The earliest incontrovertible evidence of horses used as trained animals are the chariot burials of the Sintashta-Petrovka culture, dating to around 2000 BC.
The earliest evidence of horse domestication spreading outside regions that encompassed the wild horse's natural habitat is found in early depictions of horses as draught animals in the Ancient Near East, dating to ca. 1800 BC. These images showed harnessed horses controlled with nose rings, as was also the practice with the onagers (Equus hemionus) native to the Near East; horses controlled in such a manner could draw chariots in processions, but not in battle. Widespread introduction of the horse to the Near East coincides with the turmoil of the Kassite period from ca. 1600 BC.
The first evidence of domesticated horses in China dates to the late Bronze Age Yin Dynasty, and evidence for introduction to the Indian Subcontinent (see History of the horse in South Asia) and Northern Europe (see Trundholm sun chariot) date to about the same period.

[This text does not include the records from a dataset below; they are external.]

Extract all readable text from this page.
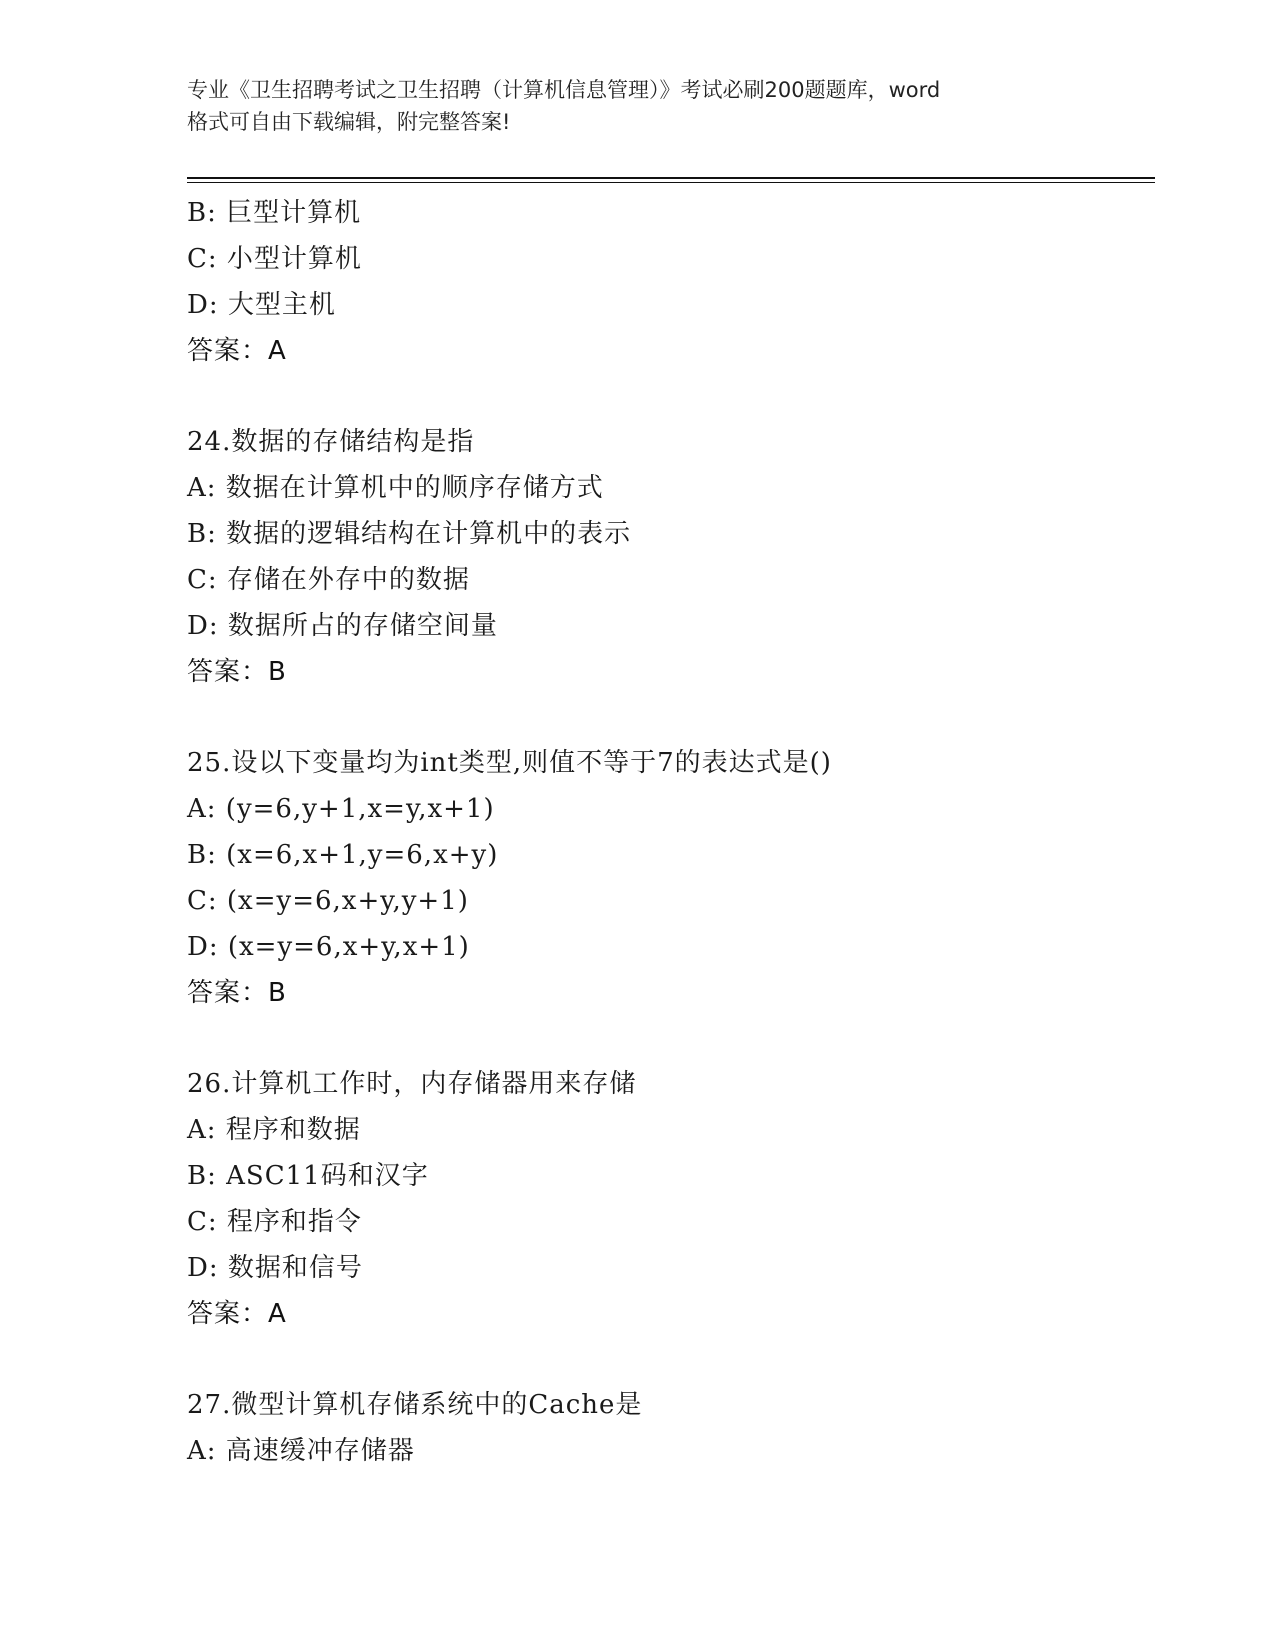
专业《卫生招聘考试之卫生招聘（计算机信息管理）》考试必刷200题题库，word
格式可自由下载编辑，附完整答案!
B: 巨型计算机
C: 小型计算机
D: 大型主机
答案：A
24.数据的存储结构是指
A: 数据在计算机中的顺序存储方式
B: 数据的逻辑结构在计算机中的表示
C: 存储在外存中的数据
D: 数据所占的存储空间量
答案：B
25.设以下变量均为int类型,则值不等于7的表达式是()
A: (y=6,y+1,x=y,x+1)
B: (x=6,x+1,y=6,x+y)
C: (x=y=6,x+y,y+1)
D: (x=y=6,x+y,x+1)
答案：B
26.计算机工作时，内存储器用来存储
A: 程序和数据
B: ASC11码和汉字
C: 程序和指令
D: 数据和信号
答案：A
27.微型计算机存储系统中的Cache是
A: 高速缓冲存储器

While riding may have been practiced during the 4th and 3rd millennia BC, the first known impact by horses on ancient warfare was by pulling chariots, introduced circa 2000 BC.
Horses in the Bronze Age were relatively small by modern standards, which led some theorists to believe the ancient horses were too small to be ridden and so must have been driven. Herodotus' description of the Sigynnae, a steppe people who bred horses too small to ride but extremely efficient at drawing chariots, illustrates this stage.
The Iron Age saw the rise of mounted cavalry as a tool of war, as evidenced by the notable successes of mounted archer tactics used by various invading equestrian nomads such as the Parthians. Over time, the chariot gradually become obsolete.
The horse of the Iron Age was still relatively small, perhaps 12.2 to 14.2 hands high or 1.27 to 1.47 meters, measured at the withers. This was shorter overall average height than modern riding horses, which range from 14.2 to 17.2 hh (1.47 to 1.8 meters). However, small horses were used successfully as light cavalry for many centuries. For example, Fell ponies, believed to be descended from Roman cavalry horses, are comfortably able to carry fully grown adults (although with rather limited ground clearance) at an average height of 13.2 hands (1.37 m). Likewise, the Arabian horse is noted for a short back and dense bone, and the successes of the Muslims against the heavy mounted knights of Europe demonstrated that a 14.2 hand horse can easily carry a full-grown human adult into battle.
Mounted warriors such as the Scythians, Huns and Vandals of late Roman antiquity, the Mongols who invaded eastern Europe in the 7th century through 14th centuries AD, the Muslim warriors of the 8th through 14th centuries AD, and the American Indians in the 16th through 19th centuries each demonstrated effective forms of light cavalry.